Revenue earned for managing investor funds dropped 13 percent to $627 million, as performance fees for beating certain benchmarks declined 82 percent to $6.1 million compared with a year earlier.
‘Challenging Quarter’
“It was a challenging quarter in the markets and you really have to link what happened in the past six months with the U.S. sovereign downgrade,” Fetting said in an interview.
Still, Legg Mason’s redemptions eased in the quarter at performance at investment units such as Western Asset improved, according to Fetting. The redemptions were the lowest since the third quarter of 2007, according to data compiled by Bloomberg.
Peter Nachtwey, Legg Mason’s chief financial officer, said during a conference call today with analysts and investors that he expected to see earnings of 42 cents to 52 cents for the fiscal fourth quarter, probably in the “mid-to-lower end of that range.”
S&P lowered its earnings-per-share estimate for the 2012 fiscal year to $1.43 from $1.66, and cut Legg Mason’s target share price by $2 to $27. S&P kept its “hold” rating on the shares.
The MSCI ACWI Index of global stocks declined 6.2 percent in the past 12 months while the S&P 500 Index gained 1.3 percent. Investors pulled about $130 billion from U.S.- registered equity funds in 2011, while depositing about $130 billion into bond funds, according to estimates from the Investment Company Institute, a Washington-based trade association.
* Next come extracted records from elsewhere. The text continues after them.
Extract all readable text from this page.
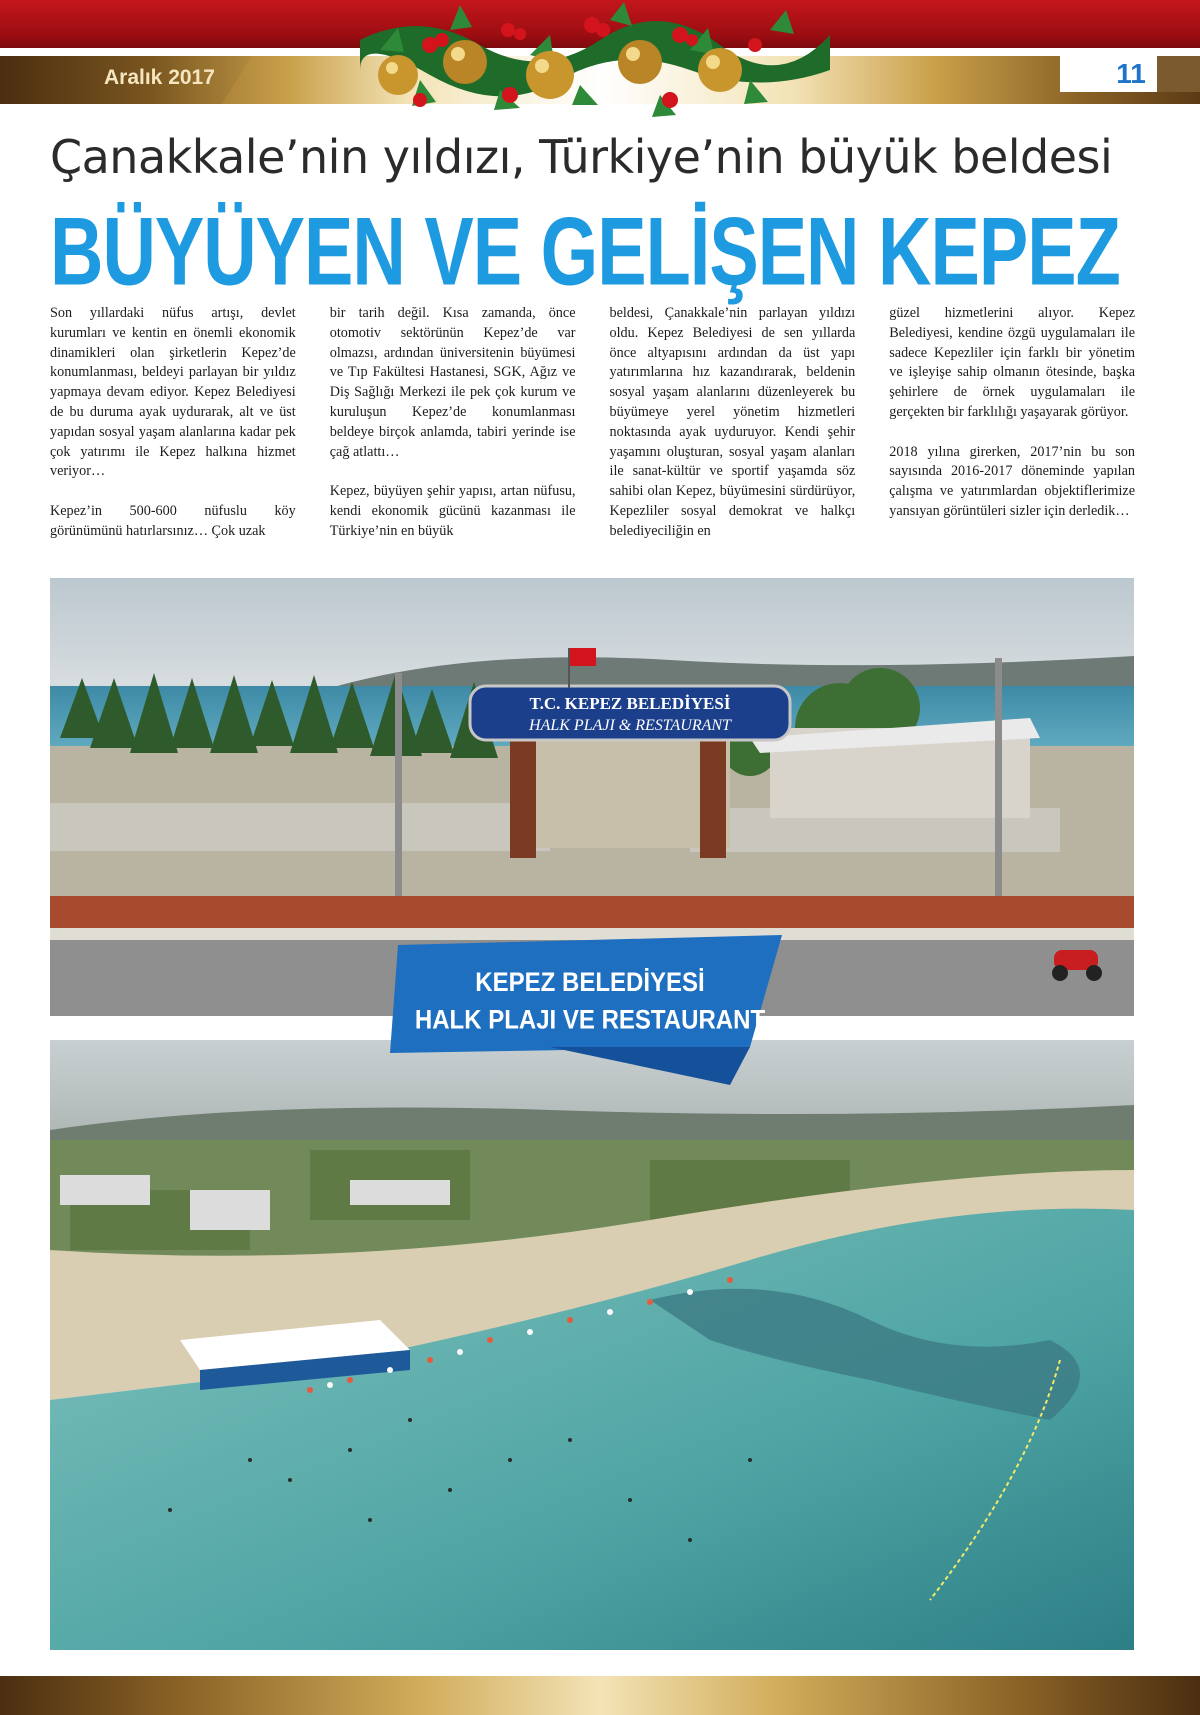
Aralık 2017	11
Çanakkale’nin yıldızı, Türkiye’nin büyük beldesi
BÜYÜYEN VE GELİŞEN KEPEZ

Son yıllardaki nüfus artışı, devlet kurumları ve kentin en önemli ekonomik dinamikleri olan şirketlerin Kepez’de konumlanması, beldeyi parlayan bir yıldız yapmaya devam ediyor. Kepez Belediyesi de bu duruma ayak uydurarak, alt ve üst yapıdan sosyal yaşam alanlarına kadar pek çok yatırımı ile Kepez halkına hizmet veriyor…

Kepez’in 500-600 nüfuslu köy görünümünü hatırlarsınız… Çok uzak

bir tarih değil. Kısa zamanda, önce otomotiv sektörünün Kepez’de var olmazsı, ardından üniversitenin büyümesi ve Tıp Fakültesi Hastanesi, SGK, Ağız ve Diş Sağlığı Merkezi ile pek çok kurum ve kuruluşun Kepez’de konumlanması beldeye birçok anlamda, tabiri yerinde ise çağ atlattı…

Kepez, büyüyen şehir yapısı, artan nüfusu, kendi ekonomik gücünü kazanması ile Türkiye’nin en büyük

beldesi, Çanakkale’nin parlayan yıldızı oldu. Kepez Belediyesi de sen yıllarda önce altyapısını ardından da üst yapı yatırımlarına hız kazandırarak, beldenin sosyal yaşam alanlarını düzenleyerek bu büyümeye yerel yönetim hizmetleri noktasında ayak uyduruyor. Kendi şehir yaşamını oluşturan, sosyal yaşam alanları ile sanat-kültür ve sportif yaşamda söz sahibi olan Kepez, büyümesini sürdürüyor, Kepezliler sosyal demokrat ve halkçı belediyeciliğin en

güzel hizmetlerini alıyor. Kepez Belediyesi, kendine özgü uygulamaları ile sadece Kepezliler için farklı bir yönetim ve işleyişe sahip olmanın ötesinde, başka şehirlere de örnek uygulamaları ile gerçekten bir farklılığı yaşayarak görüyor.

2018 yılına girerken, 2017’nin bu son sayısında 2016-2017 döneminde yapılan çalışma ve yatırımlardan objektiflerimize yansıyan görüntüleri sizler için derledik…

T.C. KEPEZ BELEDİYESİ
HALK PLAJI & RESTAURANT
KEPEZ BELEDİYESİ
HALK PLAJI VE RESTAURANT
Bill Miller, famous for beating the S&P 500 Index for a record 15 years through 2005, said in November he would step down as manager of Legg Mason Capital Management Value Trust after trailing the index in four out of five years since 2005. The fund declined 4 percent last year, trailing 53 percent of its peers, according to data compiled by Bloomberg.